# NOT legal in all waters - Sunken Brush Piles



## Sr.Jigger (Feb 17, 2005)

I see guy's have different ideas about his. That's good. Here's mine. When the ODRN (or like) sink piles of pine trees or huge stacks of ceder poles tied in wire (what ever) it's a fish attractor or spawn retreat. I've had guy's from the fish and game tell me they wish they could go around a lake and chain saw down leaning tree's to create more structure and provide better spawn survivability. The original lake structure is rotted and gone. They would do this much more if better funded.

My effort is with the same idea in mind. It's not junk or garbage I wouldn't put out for the trash man,, It's not BIO hazard or poison chemical. I give the same thought to what it is, how long it will last and where it's placed for the benefit of anyone and all. 

Edited - Deleted thread.
I'm getting ready to get out and sink me a honey hole pile of brush to fish Crappie on this spring. Can't say where now (not legal in all watershed's) but I'll have a spot to try for some slab's come two months from now. This year I have a big pile of old yard furniture to ball up and sink. Still trying to come up with the right spot. Can't be where the bass fisherman plug the bank line and snag on it and can't be where trolling guy's rip it apart."


----------



## Lowell H Turner (Feb 22, 2011)

The 1 advantage to posting the GPS positions is people can CHOOSE to avoid them; unfortunately generally the opposite occurs and people are PISSED OFF they lost lures/ rigs in cover they DELIBERATELY chose to fish on/ near...go figure!


----------



## Dragline (Nov 26, 2007)

I checked out some of the sinking fish attractors in Bass Pro and Cabelas.
There not cheep at all. For the price, there's not much structure to it unless you buy about 3 set's. Then add shipping. ? I don't think they sell a bunch.


----------



## Matt Hougan (Aug 19, 2008)

Most of the state lakes will have piles of brush left over from duck blinds......A few heavy duty zip ties, some cynder blocks........Crappie pile!


----------



## Lowell H Turner (Feb 22, 2011)

Something about the natural cover that is both a "plus' as well as a "minus"; being organic they become "slow release food capsules"; ie, as they decay/ are consumed they have a MUCH wider and richer biodiversity far in excess of PVC and thus attract the various life forms that create mini food chains upon themselves, allowing them to affect upto 5X their volume...


----------



## Bad Bub (Jan 17, 2006)

Willow branches are your best bet. They're light, have lots of small twig like branches and are very favorable to fish. The limbs are very flexible and allow you to pull hung lures out with a steady pull that doesn't just break the limb off.

Downside is they will completely decay in about 3 years. In a public body of water that can be for the better. Allows you to place new ones every couple of years as people start figuring out where your old ones are.

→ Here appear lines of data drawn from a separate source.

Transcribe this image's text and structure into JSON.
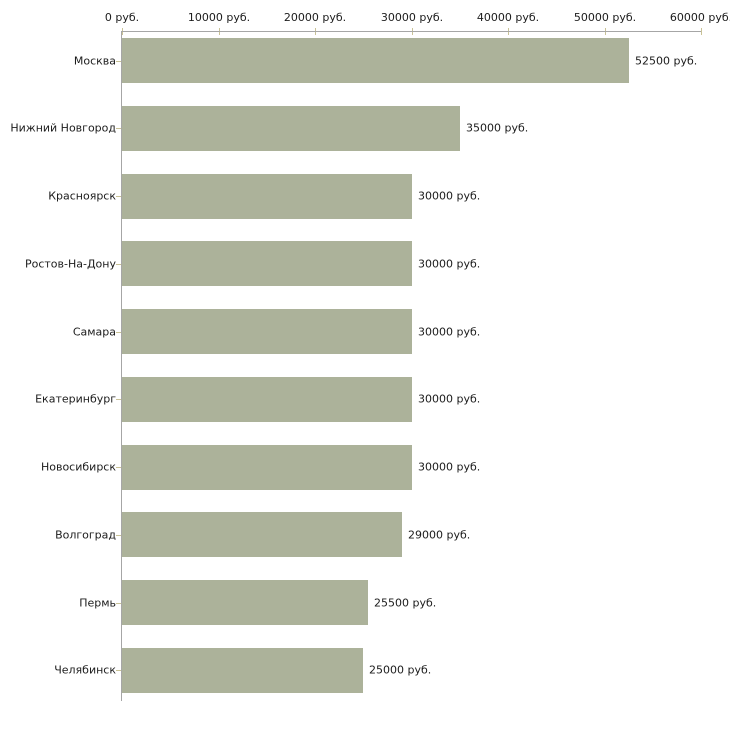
{
  "chart_data": {
    "type": "bar",
    "orientation": "horizontal",
    "title": "",
    "xlabel": "",
    "ylabel": "",
    "unit": "руб.",
    "categories": [
      "Москва",
      "Нижний Новгород",
      "Красноярск",
      "Ростов-На-Дону",
      "Самара",
      "Екатеринбург",
      "Новосибирск",
      "Волгоград",
      "Пермь",
      "Челябинск"
    ],
    "values": [
      52500,
      35000,
      30000,
      30000,
      30000,
      30000,
      30000,
      29000,
      25500,
      25000
    ],
    "value_labels": [
      "52500 руб.",
      "35000 руб.",
      "30000 руб.",
      "30000 руб.",
      "30000 руб.",
      "30000 руб.",
      "30000 руб.",
      "29000 руб.",
      "25500 руб.",
      "25000 руб."
    ],
    "x_ticks": [
      0,
      10000,
      20000,
      30000,
      40000,
      50000,
      60000
    ],
    "x_tick_labels": [
      "0 руб.",
      "10000 руб.",
      "20000 руб.",
      "30000 руб.",
      "40000 руб.",
      "50000 руб.",
      "60000 руб."
    ],
    "xlim": [
      0,
      60000
    ],
    "grid": false,
    "legend": false,
    "colors": {
      "bar": "#acb29a",
      "axis_line": "#a6a6a6",
      "tick_mark": "#c9c296",
      "text": "#1c1c1c",
      "background": "#ffffff"
    }
  }
}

I will caution that as you know, it's not legal everywhere. But we have found that the odnr is pretty good about letting you plant them in most places. All they've ever asked of us was a general area of the location (which was never published), and we had to fill out a form and actually get a permit once. A simple phone call will save a lot of possible headaches down the road.

posted using Outdoor Hub Campfire


----------



## Lowell H Turner (Feb 22, 2011)

Agreed Bad Bub. Both COE and ODNR has been VERY helpful to "The Friends of CJ Brown Reservoir" and as a result we "splashed" 875+ of the 700 they permitted. The results have been GOOD to understate it...


----------